There are two maxims which are particularly apropos of our experience. First, dealing with large data sets is difficult and time-consuming. None of the existing tools tools which we used scaled adequately to dealing with a data set on the order of millions of documents.

Second, we observed empirically that the Web changes exceptionally quickly. Many properties of the documents in our first data set have altered in the months since the data was collected. The largest document in our data set was 1.6Mbytes; we checked the current size of that same document. It has grown to 9Mbytes. As another example, many of the most popular URLs in the first data set no longer exist.

Future Work

In the short term, we intend to improve our tools. These will focus on speed and robustness improvements, e.g., checkpointing and improvements to the third-party software such as style and weblint.

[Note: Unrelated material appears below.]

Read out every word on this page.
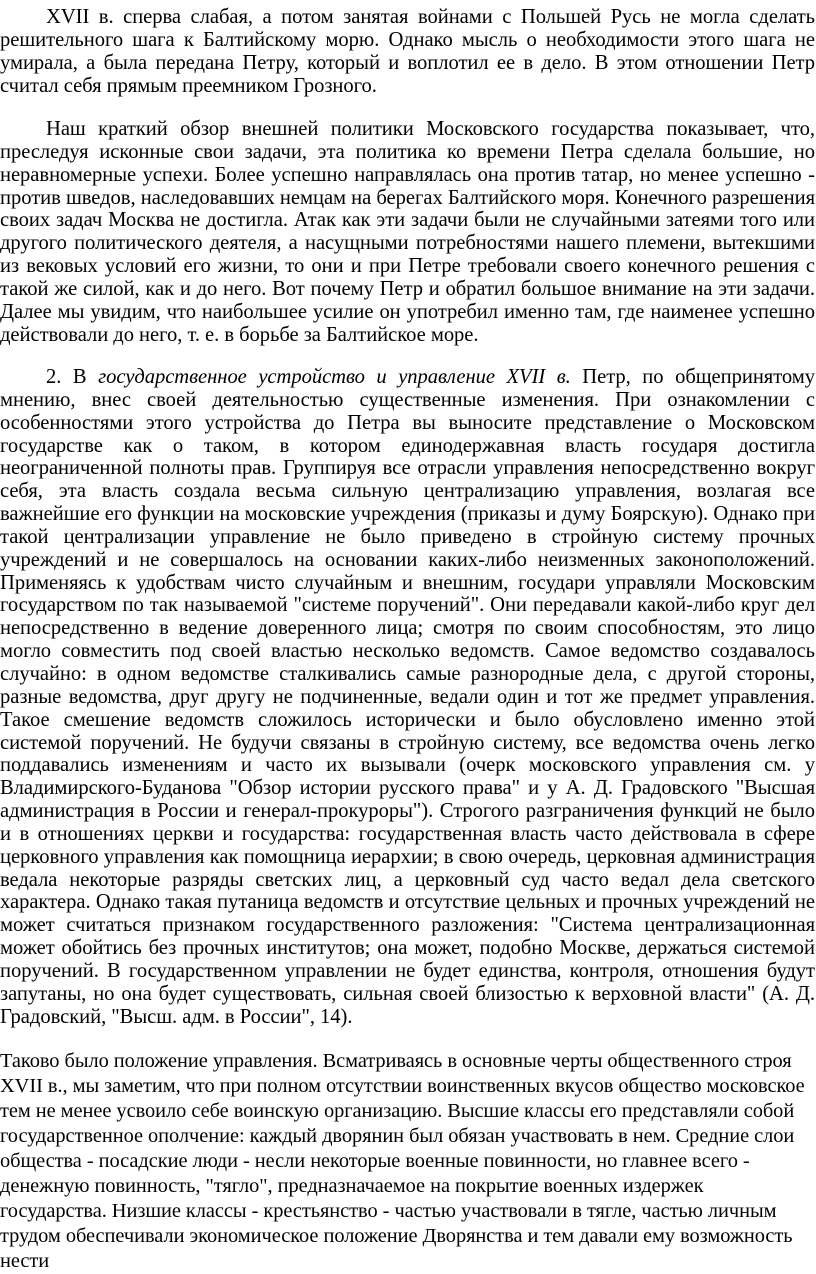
XVII в. сперва слабая, а потом занятая войнами с Польшей Русь не могла сделать решительного шага к Балтийскому морю. Однако мысль о необходимости этого шага не умирала, а была передана Петру, который и воплотил ее в дело. В этом отношении Петр считал себя прямым преемником Грозного.

Наш краткий обзор внешней политики Московского государства показывает, что, преследуя исконные свои задачи, эта политика ко времени Петра сделала большие, но неравномерные успехи. Более успешно направлялась она против татар, но менее успешно - против шведов, наследовавших немцам на берегах Балтийского моря. Конечного разрешения своих задач Москва не достигла. Атак как эти задачи были не случайными затеями того или другого политического деятеля, а насущными потребностями нашего племени, вытекшими из вековых условий его жизни, то они и при Петре требовали своего конечного решения с такой же силой, как и до него. Вот почему Петр и обратил большое внимание на эти задачи. Далее мы увидим, что наибольшее усилие он употребил именно там, где наименее успешно действовали до него, т. е. в борьбе за Балтийское море.

2. В государственное устройство и управление XVII в. Петр, по общепринятому мнению, внес своей деятельностью существенные изменения. При ознакомлении с особенностями этого устройства до Петра вы выносите представление о Московском государстве как о таком, в котором единодержавная власть государя достигла неограниченной полноты прав. Группируя все отрасли управления непосредственно вокруг себя, эта власть создала весьма сильную централизацию управления, возлагая все важнейшие его функции на московские учреждения (приказы и думу Боярскую). Однако при такой централизации управление не было приведено в стройную систему прочных учреждений и не совершалось на основании каких-либо неизменных законоположений. Применяясь к удобствам чисто случайным и внешним, государи управляли Московским государством по так называемой "системе поручений". Они передавали какой-либо круг дел непосредственно в ведение доверенного лица; смотря по своим способностям, это лицо могло совместить под своей властью несколько ведомств. Самое ведомство создавалось случайно: в одном ведомстве сталкивались самые разнородные дела, с другой стороны, разные ведомства, друг другу не подчиненные, ведали один и тот же предмет управления. Такое смешение ведомств сложилось исторически и было обусловлено именно этой системой поручений. Не будучи связаны в стройную систему, все ведомства очень легко поддавались изменениям и часто их вызывали (очерк московского управления см. у Владимирского-Буданова "Обзор истории русского права" и у А. Д. Градовского "Высшая администрация в России и генерал-прокуроры"). Строгого разграничения функций не было и в отношениях церкви и государства: государственная власть часто действовала в сфере церковного управления как помощница иерархии; в свою очередь, церковная администрация ведала некоторые разряды светских лиц, а церковный суд часто ведал дела светского характера. Однако такая путаница ведомств и отсутствие цельных и прочных учреждений не может считаться признаком государственного разложения: "Система централизационная может обойтись без прочных институтов; она может, подобно Москве, держаться системой поручений. В государственном управлении не будет единства, контроля, отношения будут запутаны, но она будет существовать, сильная своей близостью к верховной власти" (А. Д. Градовский, "Высш. адм. в России", 14).

Таково было положение управления. Всматриваясь в основные черты общественного строя XVII в., мы заметим, что при полном отсутствии воинственных вкусов общество московское тем не менее усвоило себе воинскую организацию. Высшие классы его представляли собой государственное ополчение: каждый дворянин был обязан участвовать в нем. Средние слои общества - посадские люди - несли некоторые военные повинности, но главнее всего - денежную повинность, "тягло", предназначаемое на покрытие военных издержек государства. Низшие классы - крестьянство - частью участвовали в тягле, частью личным трудом обеспечивали экономическое положение Дворянства и тем давали ему возможность нести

In the long term, structural graph analysis seems promising. In particular, analysis of the kind practiced by sociologists in structural network analysis [WASS94] promises insight. However, existing social network algorithms are several orders of magnitude more complex than is viable for a data set of this size. Significant work would have to be done to make such analysis feasible.

It would also be interesting to allow user-defined queries against the data set. The simplest functionality would be to allow a user to ascertain how a form-specified URL compared with the data set. A more interesting and complex interface would allow the user to define arbitrary queries on the data set.